Tuttavia, sembra che le minacce russe stiano perdendo la loro efficacia su Berlino. Dopo mesi di frenate sugli aiuti all’Ucraina e sulle sanzioni europee, dovute all’altissima dipendenza tedesca dal gas russo, il governo guidato da Olaf Scholz ha irrigidito la sua postura contro la Russia. Dopo aver ceduto su price cap e riforma del mercato energetico europeo, il cancelliere tedesco ha annunciato un pacchetto di aiuti da 65 miliardi di euro per attutire il colpo delle bollette.
“La Russia non è più un partner energetico affidabile”, ha dichiarato Scholz alla stampa. Una posizione condivisa dagli alleati occidentali, sintomo del fatto che l’uso politico del gas abbia già intaccato, irreversibilmente, il profilo internazionale di Gazprom.

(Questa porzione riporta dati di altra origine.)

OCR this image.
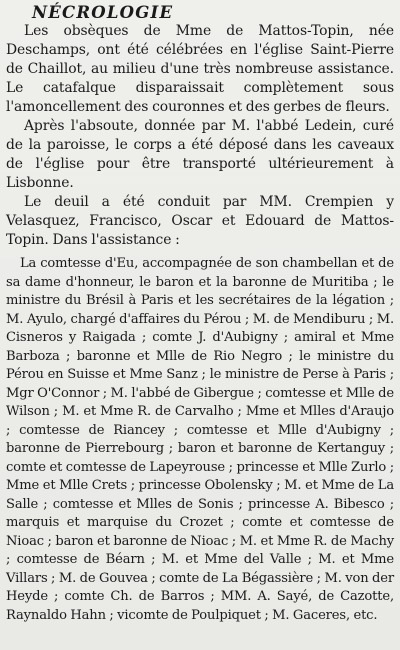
NÉCROLOGIE

Les obsèques de Mme de Mattos-Topin, née Deschamps, ont été célébrées en l'église Saint-Pierre de Chaillot, au milieu d'une très nombreuse assistance. Le catafalque disparaissait complètement sous l'amoncellement des couronnes et des gerbes de fleurs.

Après l'absoute, donnée par M. l'abbé Ledein, curé de la paroisse, le corps a été déposé dans les caveaux de l'église pour être transporté ultérieurement à Lisbonne.

Le deuil a été conduit par MM. Crempien y Velasquez, Francisco, Oscar et Edouard de Mattos-Topin. Dans l'assistance :

La comtesse d'Eu, accompagnée de son chambellan et de sa dame d'honneur, le baron et la baronne de Muritiba ; le ministre du Brésil à Paris et les secrétaires de la légation ; M. Ayulo, chargé d'affaires du Pérou ; M. de Mendiburu ; M. Cisneros y Raigada ; comte J. d'Aubigny ; amiral et Mme Barboza ; baronne et Mlle de Rio Negro ; le ministre du Pérou en Suisse et Mme Sanz ; le ministre de Perse à Paris ; Mgr O'Connor ; M. l'abbé de Gibergue ; comtesse et Mlle de Wilson ; M. et Mme R. de Carvalho ; Mme et Mlles d'Araujo ; comtesse de Riancey ; comtesse et Mlle d'Aubigny ; baronne de Pierrebourg ; baron et baronne de Kertanguy ; comte et comtesse de Lapeyrouse ; princesse et Mlle Zurlo ; Mme et Mlle Crets ; princesse Obolensky ; M. et Mme de La Salle ; comtesse et Mlles de Sonis ; princesse A. Bibesco ; marquis et marquise du Crozet ; comte et comtesse de Nioac ; baron et baronne de Nioac ; M. et Mme R. de Machy ; comtesse de Béarn ; M. et Mme del Valle ; M. et Mme Villars ; M. de Gouvea ; comte de La Bégassière ; M. von der Heyde ; comte Ch. de Barros ; MM. A. Sayé, de Cazotte, Raynaldo Hahn ; vicomte de Poulpiquet ; M. Gaceres, etc.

L’Ue, principale cliente della Russia e destinazione della maggior parte delle infrastrutture di pompaggio, si è già mossa per ridurre o addirittura eliminare il ruolo della Russia nelle forniture nei prossimi anni.
Ora che Putin ha deciso di giocare la carta della sospensione indefinita, è praticamente impossibile che i Paesi europei possano tornare ad acquistare grandi volumi da Gazprom. E dato che ci vorranno altri anni per costruire le infrastrutture che esportino il gas russo verso Oriente, la belligerante Mosca dovrebbe vedere i propri introiti assottigliarsi. Quello del Cremlino è un all-in: vuole rompere il fronte europeo nel prossimo inverno prima di ritrovarsi economicamente dissanguato.
La partita, dunque, si giocherà nei prossimi mesi. Ammettendo che l’Ucraina resista all’invasore e alla pressione economica, per l’Europa si profila la minaccia dei rigori invernali, che rischiano di aggravare quel rallentamento economico – dovuto a caro-energia e conseguente inflazione – che possibilmente si trasformerà in recessione non solo per la Germania, ma per gli altri Paesi dell’Ue. Gli stoccaggi europei viaggiano verso l’80% ma saranno sufficienti per coprire solo parte del fabbisogno, qualora la Russia diminuisse ancora i flussi.
Tuttavia, al netto della volatilità dei prezzi, pompare meno gas significa ricevere meno soldi. Il Cremlino ha bisogno degli introiti europei, l’Ue del gas di Gazprom, ed entrambi stanno valutando quanta sofferenza economica possono sopportare per prevalere sull’altro. Intanto alzano la pressione, chiusi in una spirale che non può che tendere verso l’alto. Siamo ufficialmente nell’endgame: le mosse europee delle prossime settimane determineranno la solidità della posizione occidentale.